Il Santo Padre ne ha parlato nell'udienza ai membri del Centro Studi "Rosario Livatino", in occasione del convegno nazionale sul tema "Magistratura in crisi. Percorsi per ritrovare la giustizia"

Per il Papa le sentenze "che in tema di diritto alla vita vengono talora pronunciate nelle aule di giustizia in Italia e in tanti ordinamenti democratici" sono "pronunce per le quali l'interesse principale di una persona disabile o anziana sarebbe quello di morire e non di essere curato; o che - secondo una giurisprudenza che si autodefinisce 'creativa'- inventano un 'diritto di morire' privo di qualsiasi fondamento giuridico e in questo modo affievoliscono gli sforzi per lenire il dolore e non abbandonare a sé stessa la persona che si avvia a concludere la propria esistenza".

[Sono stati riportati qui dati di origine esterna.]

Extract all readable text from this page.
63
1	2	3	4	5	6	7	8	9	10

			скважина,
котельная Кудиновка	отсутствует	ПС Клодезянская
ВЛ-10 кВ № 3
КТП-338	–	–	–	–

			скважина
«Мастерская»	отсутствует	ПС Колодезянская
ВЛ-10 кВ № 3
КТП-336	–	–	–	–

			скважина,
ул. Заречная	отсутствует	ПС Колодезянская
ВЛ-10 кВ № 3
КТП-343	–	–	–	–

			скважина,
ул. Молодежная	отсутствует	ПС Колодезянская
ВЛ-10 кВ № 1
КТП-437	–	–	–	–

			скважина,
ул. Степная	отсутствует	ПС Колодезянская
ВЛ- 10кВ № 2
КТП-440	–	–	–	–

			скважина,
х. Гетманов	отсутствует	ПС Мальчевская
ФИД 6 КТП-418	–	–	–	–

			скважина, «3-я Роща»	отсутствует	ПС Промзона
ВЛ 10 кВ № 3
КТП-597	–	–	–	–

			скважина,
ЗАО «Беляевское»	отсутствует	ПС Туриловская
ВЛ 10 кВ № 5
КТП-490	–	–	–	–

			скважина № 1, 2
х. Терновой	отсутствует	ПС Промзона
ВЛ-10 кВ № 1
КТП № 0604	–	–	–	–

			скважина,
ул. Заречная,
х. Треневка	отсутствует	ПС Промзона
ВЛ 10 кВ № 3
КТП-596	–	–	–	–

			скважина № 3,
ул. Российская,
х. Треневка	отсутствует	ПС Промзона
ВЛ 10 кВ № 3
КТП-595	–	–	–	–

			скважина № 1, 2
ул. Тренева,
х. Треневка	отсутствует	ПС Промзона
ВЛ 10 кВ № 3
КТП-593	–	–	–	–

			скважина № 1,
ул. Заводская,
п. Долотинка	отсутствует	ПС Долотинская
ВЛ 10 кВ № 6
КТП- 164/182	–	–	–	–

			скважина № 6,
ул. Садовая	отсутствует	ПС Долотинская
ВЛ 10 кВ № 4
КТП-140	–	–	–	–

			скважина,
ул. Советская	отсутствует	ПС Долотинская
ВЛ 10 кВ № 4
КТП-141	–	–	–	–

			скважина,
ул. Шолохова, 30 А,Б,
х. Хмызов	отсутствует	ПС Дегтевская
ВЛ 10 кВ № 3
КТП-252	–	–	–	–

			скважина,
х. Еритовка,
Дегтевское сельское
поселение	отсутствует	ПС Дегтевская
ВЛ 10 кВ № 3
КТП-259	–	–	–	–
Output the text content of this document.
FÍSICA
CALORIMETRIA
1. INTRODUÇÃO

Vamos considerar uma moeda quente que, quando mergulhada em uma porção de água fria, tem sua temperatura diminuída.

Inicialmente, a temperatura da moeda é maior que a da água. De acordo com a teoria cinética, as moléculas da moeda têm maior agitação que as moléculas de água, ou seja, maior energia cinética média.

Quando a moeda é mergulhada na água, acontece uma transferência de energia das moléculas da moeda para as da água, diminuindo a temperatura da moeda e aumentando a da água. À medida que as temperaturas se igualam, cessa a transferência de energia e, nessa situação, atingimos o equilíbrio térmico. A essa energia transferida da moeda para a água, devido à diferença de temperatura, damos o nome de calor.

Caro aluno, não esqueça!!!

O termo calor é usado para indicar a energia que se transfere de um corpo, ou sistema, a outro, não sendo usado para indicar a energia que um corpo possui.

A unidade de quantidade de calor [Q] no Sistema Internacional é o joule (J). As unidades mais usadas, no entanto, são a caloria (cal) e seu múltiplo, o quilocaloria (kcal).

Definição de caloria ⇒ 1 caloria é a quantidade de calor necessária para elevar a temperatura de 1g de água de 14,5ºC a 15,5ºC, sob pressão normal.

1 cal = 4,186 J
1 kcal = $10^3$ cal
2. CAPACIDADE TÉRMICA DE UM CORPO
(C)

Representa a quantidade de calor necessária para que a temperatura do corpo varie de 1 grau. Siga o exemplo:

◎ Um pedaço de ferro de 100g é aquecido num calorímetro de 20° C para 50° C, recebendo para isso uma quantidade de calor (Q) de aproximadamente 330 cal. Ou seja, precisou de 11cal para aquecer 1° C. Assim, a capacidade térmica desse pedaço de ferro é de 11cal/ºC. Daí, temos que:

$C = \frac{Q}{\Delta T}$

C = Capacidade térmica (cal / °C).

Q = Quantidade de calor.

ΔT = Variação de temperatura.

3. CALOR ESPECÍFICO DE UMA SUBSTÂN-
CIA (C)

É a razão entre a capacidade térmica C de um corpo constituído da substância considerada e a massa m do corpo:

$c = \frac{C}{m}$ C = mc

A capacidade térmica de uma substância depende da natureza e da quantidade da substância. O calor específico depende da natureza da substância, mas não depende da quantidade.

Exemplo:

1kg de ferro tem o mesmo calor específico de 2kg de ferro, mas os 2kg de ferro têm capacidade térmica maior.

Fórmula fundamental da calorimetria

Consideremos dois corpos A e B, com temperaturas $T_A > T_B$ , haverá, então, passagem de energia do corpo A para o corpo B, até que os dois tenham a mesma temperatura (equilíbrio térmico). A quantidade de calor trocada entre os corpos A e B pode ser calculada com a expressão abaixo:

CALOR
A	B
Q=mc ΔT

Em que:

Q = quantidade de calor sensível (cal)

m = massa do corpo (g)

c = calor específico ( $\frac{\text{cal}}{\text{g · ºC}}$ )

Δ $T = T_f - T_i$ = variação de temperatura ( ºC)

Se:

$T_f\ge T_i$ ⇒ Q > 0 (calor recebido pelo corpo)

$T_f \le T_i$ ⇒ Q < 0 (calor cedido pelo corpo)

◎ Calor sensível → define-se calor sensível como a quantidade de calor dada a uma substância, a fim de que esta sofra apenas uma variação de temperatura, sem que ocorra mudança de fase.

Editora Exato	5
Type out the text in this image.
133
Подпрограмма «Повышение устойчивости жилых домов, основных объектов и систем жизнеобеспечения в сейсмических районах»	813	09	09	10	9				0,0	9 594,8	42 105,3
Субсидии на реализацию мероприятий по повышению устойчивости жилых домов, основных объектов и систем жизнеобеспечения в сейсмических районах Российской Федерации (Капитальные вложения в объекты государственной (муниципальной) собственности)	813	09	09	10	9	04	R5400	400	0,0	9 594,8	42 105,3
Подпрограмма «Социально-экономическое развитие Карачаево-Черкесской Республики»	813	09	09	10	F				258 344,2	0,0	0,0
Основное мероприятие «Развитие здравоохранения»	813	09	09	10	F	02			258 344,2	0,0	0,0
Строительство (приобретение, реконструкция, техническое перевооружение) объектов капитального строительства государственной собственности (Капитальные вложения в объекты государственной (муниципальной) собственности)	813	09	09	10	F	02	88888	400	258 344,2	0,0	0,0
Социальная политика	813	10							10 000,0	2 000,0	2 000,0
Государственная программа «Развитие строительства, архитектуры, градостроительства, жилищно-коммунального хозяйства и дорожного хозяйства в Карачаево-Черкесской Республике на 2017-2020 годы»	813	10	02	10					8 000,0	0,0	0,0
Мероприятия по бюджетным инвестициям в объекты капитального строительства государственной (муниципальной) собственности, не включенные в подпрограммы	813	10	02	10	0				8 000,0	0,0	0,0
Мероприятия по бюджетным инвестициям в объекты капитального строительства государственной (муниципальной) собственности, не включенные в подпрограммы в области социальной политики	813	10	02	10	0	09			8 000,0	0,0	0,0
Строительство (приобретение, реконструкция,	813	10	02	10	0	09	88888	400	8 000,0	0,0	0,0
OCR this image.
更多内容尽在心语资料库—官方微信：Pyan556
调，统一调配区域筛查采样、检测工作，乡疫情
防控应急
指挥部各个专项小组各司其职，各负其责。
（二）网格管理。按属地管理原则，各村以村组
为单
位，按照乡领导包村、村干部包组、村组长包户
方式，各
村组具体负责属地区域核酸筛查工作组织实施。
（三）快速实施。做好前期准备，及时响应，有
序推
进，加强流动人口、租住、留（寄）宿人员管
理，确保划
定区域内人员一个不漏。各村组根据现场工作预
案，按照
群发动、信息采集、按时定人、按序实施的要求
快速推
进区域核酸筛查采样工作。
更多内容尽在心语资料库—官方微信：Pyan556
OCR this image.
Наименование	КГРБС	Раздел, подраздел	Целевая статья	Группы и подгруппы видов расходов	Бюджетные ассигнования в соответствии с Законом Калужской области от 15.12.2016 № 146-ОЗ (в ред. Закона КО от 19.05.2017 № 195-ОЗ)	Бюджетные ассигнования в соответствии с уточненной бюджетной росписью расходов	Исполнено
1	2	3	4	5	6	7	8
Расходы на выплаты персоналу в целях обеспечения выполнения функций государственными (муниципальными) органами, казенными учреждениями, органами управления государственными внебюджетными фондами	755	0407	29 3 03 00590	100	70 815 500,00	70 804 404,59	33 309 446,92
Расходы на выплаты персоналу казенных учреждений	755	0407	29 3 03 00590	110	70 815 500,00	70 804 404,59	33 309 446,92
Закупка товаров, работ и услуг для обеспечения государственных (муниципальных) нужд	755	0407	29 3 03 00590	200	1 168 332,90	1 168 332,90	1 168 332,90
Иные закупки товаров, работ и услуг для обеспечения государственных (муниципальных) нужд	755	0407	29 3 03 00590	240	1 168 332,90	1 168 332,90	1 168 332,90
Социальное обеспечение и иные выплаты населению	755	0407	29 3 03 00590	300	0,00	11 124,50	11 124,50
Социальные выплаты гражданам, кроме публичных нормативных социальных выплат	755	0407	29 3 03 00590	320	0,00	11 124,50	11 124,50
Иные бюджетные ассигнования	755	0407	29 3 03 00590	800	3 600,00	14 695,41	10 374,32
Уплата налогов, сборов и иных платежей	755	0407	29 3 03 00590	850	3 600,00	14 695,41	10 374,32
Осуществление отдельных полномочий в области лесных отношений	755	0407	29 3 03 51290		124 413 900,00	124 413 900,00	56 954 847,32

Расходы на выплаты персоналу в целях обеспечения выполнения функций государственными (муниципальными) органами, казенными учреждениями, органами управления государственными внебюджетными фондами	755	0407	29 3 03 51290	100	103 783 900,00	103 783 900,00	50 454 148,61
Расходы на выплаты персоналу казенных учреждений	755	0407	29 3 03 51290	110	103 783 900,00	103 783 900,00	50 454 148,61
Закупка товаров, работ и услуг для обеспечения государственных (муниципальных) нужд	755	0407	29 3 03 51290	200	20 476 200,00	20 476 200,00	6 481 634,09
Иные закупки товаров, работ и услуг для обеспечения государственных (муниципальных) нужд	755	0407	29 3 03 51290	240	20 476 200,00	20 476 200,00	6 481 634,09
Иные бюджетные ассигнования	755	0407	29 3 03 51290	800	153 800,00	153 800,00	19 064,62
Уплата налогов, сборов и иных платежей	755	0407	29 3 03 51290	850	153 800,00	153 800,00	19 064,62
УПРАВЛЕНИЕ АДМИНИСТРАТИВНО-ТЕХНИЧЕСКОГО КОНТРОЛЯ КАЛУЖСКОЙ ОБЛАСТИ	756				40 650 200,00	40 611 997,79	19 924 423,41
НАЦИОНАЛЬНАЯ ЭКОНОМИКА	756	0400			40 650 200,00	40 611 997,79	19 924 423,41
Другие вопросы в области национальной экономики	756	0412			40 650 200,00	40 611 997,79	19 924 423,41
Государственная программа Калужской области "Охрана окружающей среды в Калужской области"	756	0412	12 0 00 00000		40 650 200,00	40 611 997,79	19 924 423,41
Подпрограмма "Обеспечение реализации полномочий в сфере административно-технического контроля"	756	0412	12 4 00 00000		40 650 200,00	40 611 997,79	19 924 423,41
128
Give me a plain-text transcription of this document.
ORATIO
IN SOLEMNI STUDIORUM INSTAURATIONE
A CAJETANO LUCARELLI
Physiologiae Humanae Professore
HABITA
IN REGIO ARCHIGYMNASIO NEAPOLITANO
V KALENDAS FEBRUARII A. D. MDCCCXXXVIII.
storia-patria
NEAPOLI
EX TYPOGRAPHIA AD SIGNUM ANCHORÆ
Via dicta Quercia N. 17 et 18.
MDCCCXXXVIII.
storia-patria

Papa Francesco ne ha parlato nell'udienza ai membri del Centro Studi "Rosario Livatino", in occasione del convegno nazionale sul tema "Magistratura in crisi. Percorsi per ritrovare la giustizia", dopo aver sottolineato che il magistrato ucciso dalla mafia a 38 anni, il 21 settembre 1990 - "per il quale si è concluso positivamente il processo diocesano di beatificazione - continua ad essere un esempio, anzitutto per coloro che svolgono l'impegnativo e complicato lavoro di giudice".

Livatino, ha proseguito il Pontefice, " è un esempio non soltanto per i magistrati, ma per tutti coloro che operano nel campo del diritto: per la coerenza tra la sua fede e il suo impegno di lavoro, e per l'attualità delle sue riflessioni". "In una conferenza - ha ricordato -, riferendosi alla questione dell'eutanasia, e riprendendo le preoccupazioni che un parlamentare laico del tempo aveva per l'introduzione di un presunto diritto all'eutanasia, egli faceva questa osservazione: 'Se l'opposizione del credente a questa legge si fonda sulla convinzione che la vita umana [...] è dono divino che all'uomo non è lecito soffocare o interrompere, altrettanto motivata è l'opposizione del non credente che si fonda sulla convinzione che la vita sia tutelata dal diritto naturale, che nessun diritto positivo può violare o contraddire, dal momento che essa appartiene alla sfera dei beni 'indisponibili', che né i singoli né la collettività possono aggredire' (Canicattì, 30 aprile 1986, in Fede e diritto, a cura della Postulazione)". E secondo Francesco, "queste considerazioni sembrano distanti dalle sentenze" odierne sul tema.